Menaces de départs en série dans les IUT de l’université de Caen

Morgane Taquet Publié le
Menaces de départs en série dans les IUT de l’université de Caen
Les responsables d'IUT ont repoussé leur ultimatum au 4 avril. // ©  Benoit Decout/REA
En Normandie, des chefs de départements d'IUT menacent de démissionner afin de protester contre la perte d'autonomie de leurs instituts. Le président de l’université de Caen-Normandie, leur établissement de rattachement, doit les rencontrer à partir du 4 avril.

Ils avaient prévu de déposer leur démission le 28 mars. Ils ont finalement repoussé l’ultimatum au 4 avril, date à laquelle ils doivent rencontrer le président de leur université. Dans la région de Caen, ex-Basse-Normandie, 19 chefs de départements d'IUT sur 21 menacent de quitter leur poste, pour protester contre la perte d'autonomie de leurs instituts. "Si nous sommes fiers de faire partie de l’université, nous avons également des spécificités en tant qu'IUT, et nous demandons plus de marge de manœuvre pour les accomplir", résume Carine Travert, directrice de l'IUT de Caen.

Outre les chefs de département, des responsables d'études et des responsables de licence professionnelle ont également mis leur démission dans la balance, portant ainsi le nombre de potentielles démissions à plus d'une vingtaine. Trois IUT dépendent de l'université de Caen-Normandie : Caen (11 départements), Alençon (quatre départements) et Cherbourg (six départements), soit environ 3.500 étudiants.

Investissements et heures complémentaires

Si les responsables de formation se mobilisent, c’est qu’ils craignent pour l'autonomie budgétaire de ces IUT. "Au niveau des éléments budgétaires, c'est désormais l'université qui gère l'enveloppe des heures complémentaires, regrette la directrice, qui assure également que l'université a fait le choix de diminuer l'investissement en leur faveur. En 2018, les IUT de Caen et Cherbourg ont ainsi vu leur part investissement diminuer de 100.000 euros chacun, "alors que nous avons du matériel et des machines à changer et que nos bâtiments ont 50 ans !", regrette Carine Travers.
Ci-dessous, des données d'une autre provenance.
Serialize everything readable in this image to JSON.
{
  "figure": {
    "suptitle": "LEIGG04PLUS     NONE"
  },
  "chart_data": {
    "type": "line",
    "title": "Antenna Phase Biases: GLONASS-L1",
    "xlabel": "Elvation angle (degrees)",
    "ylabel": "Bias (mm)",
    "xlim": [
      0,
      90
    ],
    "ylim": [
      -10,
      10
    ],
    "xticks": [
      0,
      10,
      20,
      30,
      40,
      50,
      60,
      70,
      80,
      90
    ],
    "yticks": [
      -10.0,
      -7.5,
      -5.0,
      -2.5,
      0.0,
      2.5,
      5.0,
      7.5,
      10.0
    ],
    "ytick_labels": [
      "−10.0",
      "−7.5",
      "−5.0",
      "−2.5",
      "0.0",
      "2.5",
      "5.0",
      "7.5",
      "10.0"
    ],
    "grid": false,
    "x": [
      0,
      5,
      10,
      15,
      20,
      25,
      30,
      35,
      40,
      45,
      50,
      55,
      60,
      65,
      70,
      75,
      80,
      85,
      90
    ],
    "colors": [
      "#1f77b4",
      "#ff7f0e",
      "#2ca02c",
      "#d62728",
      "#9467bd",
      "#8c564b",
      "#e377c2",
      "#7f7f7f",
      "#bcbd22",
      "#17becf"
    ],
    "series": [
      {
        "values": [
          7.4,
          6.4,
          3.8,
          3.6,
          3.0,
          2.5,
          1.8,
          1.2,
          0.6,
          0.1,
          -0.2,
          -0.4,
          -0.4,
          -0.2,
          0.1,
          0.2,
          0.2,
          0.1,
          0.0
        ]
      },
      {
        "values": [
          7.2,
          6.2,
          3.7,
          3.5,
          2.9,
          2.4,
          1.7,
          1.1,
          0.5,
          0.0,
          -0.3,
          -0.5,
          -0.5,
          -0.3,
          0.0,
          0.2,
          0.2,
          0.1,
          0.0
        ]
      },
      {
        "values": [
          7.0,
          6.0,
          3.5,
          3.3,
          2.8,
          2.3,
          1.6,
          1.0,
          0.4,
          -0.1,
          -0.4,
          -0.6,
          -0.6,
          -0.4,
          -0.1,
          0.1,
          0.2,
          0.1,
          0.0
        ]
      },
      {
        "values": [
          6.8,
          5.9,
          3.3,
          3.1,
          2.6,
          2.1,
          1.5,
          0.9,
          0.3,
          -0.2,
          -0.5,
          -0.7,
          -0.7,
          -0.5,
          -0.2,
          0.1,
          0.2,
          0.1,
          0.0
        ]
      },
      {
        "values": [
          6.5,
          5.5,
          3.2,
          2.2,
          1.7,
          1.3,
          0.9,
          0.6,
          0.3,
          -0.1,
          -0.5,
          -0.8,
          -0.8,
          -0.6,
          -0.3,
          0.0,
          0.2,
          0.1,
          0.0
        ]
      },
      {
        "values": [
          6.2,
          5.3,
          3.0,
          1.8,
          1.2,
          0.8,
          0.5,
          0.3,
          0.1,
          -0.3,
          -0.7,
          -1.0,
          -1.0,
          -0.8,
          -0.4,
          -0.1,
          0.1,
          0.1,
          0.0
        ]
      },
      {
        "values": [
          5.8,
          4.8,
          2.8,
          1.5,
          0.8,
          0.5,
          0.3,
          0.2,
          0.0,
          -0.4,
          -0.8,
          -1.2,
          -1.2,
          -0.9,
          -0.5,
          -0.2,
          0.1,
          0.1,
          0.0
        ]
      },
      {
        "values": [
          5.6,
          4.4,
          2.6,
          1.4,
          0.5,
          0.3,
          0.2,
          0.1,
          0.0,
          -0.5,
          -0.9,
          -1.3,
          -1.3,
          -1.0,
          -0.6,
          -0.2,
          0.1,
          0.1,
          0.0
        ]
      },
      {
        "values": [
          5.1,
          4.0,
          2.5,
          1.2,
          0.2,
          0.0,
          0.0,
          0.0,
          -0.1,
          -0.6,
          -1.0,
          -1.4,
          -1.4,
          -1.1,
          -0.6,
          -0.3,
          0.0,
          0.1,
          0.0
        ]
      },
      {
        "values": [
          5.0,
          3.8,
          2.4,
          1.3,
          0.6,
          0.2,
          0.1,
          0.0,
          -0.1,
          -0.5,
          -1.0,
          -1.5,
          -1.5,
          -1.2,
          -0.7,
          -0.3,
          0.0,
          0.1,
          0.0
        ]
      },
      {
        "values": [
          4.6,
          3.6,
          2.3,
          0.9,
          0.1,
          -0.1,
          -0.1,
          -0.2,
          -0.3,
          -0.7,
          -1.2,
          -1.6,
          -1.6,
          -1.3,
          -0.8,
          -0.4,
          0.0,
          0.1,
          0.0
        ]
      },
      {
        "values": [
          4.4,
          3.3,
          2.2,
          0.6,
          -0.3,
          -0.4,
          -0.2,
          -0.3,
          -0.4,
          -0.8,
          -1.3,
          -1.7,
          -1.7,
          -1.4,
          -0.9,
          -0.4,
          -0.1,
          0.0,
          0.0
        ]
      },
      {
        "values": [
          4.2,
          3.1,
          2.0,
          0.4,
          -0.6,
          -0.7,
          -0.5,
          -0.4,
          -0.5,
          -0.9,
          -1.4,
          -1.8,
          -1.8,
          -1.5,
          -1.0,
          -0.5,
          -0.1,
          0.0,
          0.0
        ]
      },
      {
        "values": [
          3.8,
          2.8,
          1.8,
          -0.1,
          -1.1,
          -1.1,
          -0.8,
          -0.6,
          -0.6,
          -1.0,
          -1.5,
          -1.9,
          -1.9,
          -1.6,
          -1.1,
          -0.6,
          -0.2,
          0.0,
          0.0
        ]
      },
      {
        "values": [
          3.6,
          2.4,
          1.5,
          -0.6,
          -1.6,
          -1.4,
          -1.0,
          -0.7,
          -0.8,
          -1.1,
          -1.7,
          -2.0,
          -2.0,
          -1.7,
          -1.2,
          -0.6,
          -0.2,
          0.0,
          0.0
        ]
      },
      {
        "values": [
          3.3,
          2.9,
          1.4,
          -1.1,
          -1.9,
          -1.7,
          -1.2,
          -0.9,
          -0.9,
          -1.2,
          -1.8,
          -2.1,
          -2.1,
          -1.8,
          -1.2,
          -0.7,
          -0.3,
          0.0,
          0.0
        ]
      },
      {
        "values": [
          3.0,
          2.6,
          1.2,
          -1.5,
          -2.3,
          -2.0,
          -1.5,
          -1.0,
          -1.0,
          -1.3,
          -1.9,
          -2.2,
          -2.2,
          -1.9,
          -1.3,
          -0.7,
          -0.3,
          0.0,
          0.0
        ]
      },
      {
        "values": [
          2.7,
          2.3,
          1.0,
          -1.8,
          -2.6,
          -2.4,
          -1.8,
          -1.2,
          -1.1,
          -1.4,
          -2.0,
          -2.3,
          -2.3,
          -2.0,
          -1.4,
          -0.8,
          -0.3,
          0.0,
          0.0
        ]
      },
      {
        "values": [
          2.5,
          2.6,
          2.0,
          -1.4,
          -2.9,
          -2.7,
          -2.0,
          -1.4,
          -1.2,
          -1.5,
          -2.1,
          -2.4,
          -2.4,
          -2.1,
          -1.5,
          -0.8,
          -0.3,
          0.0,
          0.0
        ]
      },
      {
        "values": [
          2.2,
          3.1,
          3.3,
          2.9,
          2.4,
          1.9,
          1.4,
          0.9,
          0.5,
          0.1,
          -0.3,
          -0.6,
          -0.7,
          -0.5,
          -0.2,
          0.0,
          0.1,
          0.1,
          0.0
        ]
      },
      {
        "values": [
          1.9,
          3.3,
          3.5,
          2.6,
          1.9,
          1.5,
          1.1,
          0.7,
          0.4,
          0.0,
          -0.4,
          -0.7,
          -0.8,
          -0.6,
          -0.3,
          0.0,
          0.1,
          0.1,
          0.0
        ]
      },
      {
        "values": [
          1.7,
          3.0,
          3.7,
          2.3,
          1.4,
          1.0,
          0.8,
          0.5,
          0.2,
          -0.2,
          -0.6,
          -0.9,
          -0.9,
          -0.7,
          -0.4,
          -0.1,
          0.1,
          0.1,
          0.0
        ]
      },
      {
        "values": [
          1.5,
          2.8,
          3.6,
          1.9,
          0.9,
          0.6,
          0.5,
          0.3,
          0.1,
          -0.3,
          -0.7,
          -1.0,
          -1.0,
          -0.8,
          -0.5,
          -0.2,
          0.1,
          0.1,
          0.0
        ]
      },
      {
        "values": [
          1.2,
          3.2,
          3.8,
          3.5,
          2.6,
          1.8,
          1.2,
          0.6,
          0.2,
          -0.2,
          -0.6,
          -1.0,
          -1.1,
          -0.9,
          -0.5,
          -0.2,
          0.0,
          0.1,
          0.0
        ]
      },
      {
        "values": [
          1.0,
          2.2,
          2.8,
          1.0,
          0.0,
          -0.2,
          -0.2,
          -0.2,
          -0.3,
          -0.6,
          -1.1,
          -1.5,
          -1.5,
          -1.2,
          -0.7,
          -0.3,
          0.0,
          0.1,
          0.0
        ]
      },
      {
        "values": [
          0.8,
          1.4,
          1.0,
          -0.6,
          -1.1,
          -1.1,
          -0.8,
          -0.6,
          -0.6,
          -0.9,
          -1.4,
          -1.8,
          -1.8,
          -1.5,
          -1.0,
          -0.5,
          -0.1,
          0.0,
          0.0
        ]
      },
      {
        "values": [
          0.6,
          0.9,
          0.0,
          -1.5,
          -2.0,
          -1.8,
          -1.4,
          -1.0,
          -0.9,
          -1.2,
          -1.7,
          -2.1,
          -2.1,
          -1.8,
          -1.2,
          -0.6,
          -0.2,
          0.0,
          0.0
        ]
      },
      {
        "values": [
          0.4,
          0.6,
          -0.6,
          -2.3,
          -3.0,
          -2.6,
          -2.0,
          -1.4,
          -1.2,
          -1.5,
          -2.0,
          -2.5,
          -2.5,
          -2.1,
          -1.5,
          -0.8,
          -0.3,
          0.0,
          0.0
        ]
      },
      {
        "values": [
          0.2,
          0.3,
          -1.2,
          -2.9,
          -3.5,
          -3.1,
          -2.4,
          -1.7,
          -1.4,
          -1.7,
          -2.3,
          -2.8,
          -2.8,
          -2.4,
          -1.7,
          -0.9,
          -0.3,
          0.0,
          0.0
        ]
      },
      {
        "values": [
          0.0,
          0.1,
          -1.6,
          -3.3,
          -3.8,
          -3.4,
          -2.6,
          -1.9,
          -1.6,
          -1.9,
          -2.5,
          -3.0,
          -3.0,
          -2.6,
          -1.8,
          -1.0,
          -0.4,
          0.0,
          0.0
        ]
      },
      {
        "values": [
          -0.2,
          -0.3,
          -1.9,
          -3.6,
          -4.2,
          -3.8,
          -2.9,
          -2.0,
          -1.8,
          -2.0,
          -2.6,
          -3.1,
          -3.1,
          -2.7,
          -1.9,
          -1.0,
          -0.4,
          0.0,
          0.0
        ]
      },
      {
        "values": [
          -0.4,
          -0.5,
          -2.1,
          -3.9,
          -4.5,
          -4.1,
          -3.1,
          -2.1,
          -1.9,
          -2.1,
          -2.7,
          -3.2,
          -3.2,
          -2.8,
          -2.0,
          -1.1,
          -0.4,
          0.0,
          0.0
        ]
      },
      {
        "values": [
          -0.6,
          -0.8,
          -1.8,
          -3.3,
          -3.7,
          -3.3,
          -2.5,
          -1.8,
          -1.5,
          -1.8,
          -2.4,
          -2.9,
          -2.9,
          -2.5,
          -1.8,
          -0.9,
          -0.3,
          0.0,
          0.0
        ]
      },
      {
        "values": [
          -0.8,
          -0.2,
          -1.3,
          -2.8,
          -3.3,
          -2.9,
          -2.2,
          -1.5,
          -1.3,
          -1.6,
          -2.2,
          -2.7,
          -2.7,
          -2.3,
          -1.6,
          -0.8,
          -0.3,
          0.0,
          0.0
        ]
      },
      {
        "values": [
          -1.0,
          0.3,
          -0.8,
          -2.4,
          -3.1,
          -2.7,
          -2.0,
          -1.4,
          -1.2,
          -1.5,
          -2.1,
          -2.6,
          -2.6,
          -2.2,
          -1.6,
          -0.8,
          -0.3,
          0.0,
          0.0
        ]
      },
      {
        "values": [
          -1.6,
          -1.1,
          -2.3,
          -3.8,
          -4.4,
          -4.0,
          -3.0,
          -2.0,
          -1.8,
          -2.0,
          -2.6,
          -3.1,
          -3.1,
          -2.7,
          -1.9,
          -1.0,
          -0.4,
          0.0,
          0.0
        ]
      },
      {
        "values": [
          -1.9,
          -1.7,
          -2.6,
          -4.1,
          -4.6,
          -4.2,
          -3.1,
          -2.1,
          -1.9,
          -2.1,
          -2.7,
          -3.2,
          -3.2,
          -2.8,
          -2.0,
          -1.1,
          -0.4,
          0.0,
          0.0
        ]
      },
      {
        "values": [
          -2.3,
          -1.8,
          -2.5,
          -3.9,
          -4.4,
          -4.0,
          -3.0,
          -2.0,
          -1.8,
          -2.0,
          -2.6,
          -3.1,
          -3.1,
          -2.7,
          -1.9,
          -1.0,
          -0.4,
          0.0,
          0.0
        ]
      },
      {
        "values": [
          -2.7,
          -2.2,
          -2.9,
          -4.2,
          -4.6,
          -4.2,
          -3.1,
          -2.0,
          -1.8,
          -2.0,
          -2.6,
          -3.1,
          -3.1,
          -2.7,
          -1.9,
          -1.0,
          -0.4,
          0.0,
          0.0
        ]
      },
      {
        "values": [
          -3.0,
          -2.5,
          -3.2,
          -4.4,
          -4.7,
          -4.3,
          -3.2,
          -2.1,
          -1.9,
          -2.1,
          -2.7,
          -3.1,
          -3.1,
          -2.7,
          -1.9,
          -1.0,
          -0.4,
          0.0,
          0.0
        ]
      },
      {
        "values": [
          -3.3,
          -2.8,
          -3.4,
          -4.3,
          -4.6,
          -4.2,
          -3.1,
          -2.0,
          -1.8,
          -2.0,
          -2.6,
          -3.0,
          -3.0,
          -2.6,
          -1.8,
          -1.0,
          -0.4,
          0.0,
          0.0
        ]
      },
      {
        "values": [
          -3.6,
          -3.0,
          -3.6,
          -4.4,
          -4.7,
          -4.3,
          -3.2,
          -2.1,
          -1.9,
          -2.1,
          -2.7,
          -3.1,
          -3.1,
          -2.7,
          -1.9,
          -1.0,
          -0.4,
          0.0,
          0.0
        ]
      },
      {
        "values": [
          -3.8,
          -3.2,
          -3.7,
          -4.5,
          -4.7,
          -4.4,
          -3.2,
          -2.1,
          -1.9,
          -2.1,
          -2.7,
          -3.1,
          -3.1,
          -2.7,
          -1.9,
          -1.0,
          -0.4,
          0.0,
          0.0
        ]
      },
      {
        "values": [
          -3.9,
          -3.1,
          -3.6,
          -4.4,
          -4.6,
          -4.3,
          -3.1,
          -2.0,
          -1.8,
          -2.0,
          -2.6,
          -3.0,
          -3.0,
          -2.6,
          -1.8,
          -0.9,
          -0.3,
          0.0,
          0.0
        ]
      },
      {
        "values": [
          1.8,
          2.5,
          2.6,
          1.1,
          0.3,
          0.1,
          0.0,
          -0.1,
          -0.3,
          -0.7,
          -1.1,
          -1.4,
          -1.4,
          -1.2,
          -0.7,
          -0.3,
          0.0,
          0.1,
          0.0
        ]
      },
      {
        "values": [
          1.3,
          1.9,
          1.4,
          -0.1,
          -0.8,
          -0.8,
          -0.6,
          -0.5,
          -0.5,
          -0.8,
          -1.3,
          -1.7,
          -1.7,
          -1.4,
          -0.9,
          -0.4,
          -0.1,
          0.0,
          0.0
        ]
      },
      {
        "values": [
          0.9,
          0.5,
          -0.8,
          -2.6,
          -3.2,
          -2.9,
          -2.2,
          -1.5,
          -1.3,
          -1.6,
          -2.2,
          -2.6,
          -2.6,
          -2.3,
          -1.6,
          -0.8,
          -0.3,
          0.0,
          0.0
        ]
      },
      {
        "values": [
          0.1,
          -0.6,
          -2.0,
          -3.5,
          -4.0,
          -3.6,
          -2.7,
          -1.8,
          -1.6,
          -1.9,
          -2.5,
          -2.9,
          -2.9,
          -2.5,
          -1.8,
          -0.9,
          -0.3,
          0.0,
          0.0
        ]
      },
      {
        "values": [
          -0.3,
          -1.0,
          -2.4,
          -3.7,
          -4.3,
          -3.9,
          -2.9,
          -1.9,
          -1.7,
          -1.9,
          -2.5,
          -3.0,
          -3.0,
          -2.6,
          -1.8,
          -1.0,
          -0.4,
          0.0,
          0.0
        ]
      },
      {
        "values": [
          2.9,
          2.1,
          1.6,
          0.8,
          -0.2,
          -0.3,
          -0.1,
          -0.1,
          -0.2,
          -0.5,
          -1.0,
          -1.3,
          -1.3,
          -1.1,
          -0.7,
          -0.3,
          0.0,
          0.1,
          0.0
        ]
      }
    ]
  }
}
"Globalement, sur 2018, le budget investissement des IUT n'a pas diminué, précise le président de l'université de Caen, Pierre Denise. Mais il est vrai que l'augmentation de 100.000 euros, demandée par les IUT, n'a pas pu être accordée. Nous sommes en plein débat d'orientation budgétaire pour 2019. Dans ce cadre, nous prévoyons un million d'euros supplémentaires en investissement. Évidemment les IUT seront aussi bénéficiaires de ces augmentations."

Quant à la question des heures complémentaires, Pierre Denise s'interroge : "Qu'appelle-t-on autonomie budgétaire ? Sur les heures complémentaires, elles doivent être attribuées là où il y a des besoins dans l'université et ses composantes".

Une fusion des IUT qui ne passe pas

Autre point de crispation : le lancement, contre l'avis des instituts, d’une réflexion portant sur la fusion des trois IUT. "Nous avons conscience que nous devons travailler davantage ensemble, mais le cadre nous semble très contraint. On ne nous parle que de fusion, et nous n'avons aucune marge dans le type de regroupement choisi", avance Carine Travers. Une décision qu'assume Pierre Denise. "Le conseil d’administration décide et est responsable de l'organisation interne de l'université, comme le permet la loi LRU. Nous souhaitons une fusion, oui, mais nous laissons aux IUT le soin d'organiser le projet comme ils le souhaitent."

Pour la directrice de l’IUT de Caen, c'est la particularité même des instituts qui est en jeu. "L'université est dans une période d'harmonisation. Elle entend gommer toutes les spécificités, craint-elle. Dernier exemple en date : dans un référentiel sur les charges administratives que prépare l'université pour la rentrée 2018, elle avait fait disparaître les chefs de départements spécifiques aux IUT, pour les remplacer par des directeurs de départements, comme à l'université. Cela a depuis été corrigé, mais cet exemple montre que progressivement, l'autonomie de nos instituts est rognée."

Des réunions dans chacun des IUT doivent être organisées à partir du 4 avril. Pierre Denise a prévu de rencontrer les responsables de départements puis les personnels. "Ces démissions, qui sont suspendues jusqu’aux rencontres avec le président, n'ont pour l'instant pas de répercussion sur les enseignements mais pourraient, à terme, impacter les jurys d’examens de fin de semestre", menace Carine Travers.